The following text is from a paper I wrote for my Independent Study Project on re-connecting Charlottesville to Monticello for pedestrians and cyclists.
Old Monticello Road will be one option the team will explore to reconnect Monticello to Charlottesville.
There are many different lenses through which planners view the practice and even more ways to attack difficult problems. This essay frames my Monticello Connectivity project within the discipline and finishes by considering my own role. In between I describe the logic model I use to chart a path from resources at hand to beneficial social outcomes.
Planning in the Public Interest
Peter Marcuse describes three major planning currents (and sub-currents) along a continuum of faith in—or deference to—institutional power. One could argue for many hours—and some people do just that—about the appropriate setting for that dial but it ultimately comes down to the planner’s sensibilities.
Within his formulation, this project would be described as Social Reform Planning or planning in the public interest. It works with existing institutions to make the world better for a broad majority of the population, while harming very few if anyone,1 as opposed to focusing primarily on either the maintenance of social order or the uplift of the oppressed.
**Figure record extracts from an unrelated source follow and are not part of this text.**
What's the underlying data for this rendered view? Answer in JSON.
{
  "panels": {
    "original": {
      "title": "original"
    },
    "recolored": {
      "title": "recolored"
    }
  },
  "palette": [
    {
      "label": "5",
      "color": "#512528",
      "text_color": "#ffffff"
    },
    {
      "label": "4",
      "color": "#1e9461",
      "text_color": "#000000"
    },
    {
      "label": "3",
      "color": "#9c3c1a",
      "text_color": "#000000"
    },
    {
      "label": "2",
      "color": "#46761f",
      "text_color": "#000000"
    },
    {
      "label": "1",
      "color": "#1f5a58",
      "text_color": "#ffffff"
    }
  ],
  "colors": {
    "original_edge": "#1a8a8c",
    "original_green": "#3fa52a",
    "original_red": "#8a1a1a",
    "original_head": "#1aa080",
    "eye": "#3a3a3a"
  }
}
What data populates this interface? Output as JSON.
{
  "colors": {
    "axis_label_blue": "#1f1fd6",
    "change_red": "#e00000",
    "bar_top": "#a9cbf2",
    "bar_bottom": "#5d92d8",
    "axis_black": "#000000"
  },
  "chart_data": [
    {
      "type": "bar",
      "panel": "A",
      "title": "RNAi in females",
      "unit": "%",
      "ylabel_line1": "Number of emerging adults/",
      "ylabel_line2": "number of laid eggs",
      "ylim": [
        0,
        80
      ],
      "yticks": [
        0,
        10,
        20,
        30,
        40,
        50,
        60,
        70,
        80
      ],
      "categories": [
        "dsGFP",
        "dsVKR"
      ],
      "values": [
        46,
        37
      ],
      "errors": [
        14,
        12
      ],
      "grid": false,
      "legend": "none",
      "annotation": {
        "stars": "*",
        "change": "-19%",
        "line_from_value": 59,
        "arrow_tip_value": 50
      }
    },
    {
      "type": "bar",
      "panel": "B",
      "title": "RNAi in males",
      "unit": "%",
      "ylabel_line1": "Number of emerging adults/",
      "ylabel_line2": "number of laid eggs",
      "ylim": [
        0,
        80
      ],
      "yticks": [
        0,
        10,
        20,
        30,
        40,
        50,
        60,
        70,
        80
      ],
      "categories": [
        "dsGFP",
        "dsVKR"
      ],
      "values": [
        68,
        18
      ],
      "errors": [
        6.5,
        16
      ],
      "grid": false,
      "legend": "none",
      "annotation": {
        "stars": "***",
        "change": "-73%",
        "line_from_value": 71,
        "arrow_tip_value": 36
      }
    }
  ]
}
My approach shades into Advocacy Planning because I believe that the institutional actors need to modify their approach. As I will eventually argue in my pre-assessment document,2 the project cannot happen without regional cooperation beyond what we typically see and the result cannot be just without a very inclusive process. Fortunately, the key stakeholders already agree on these principles: there is both a physical need and a need for process reform. This project will address both.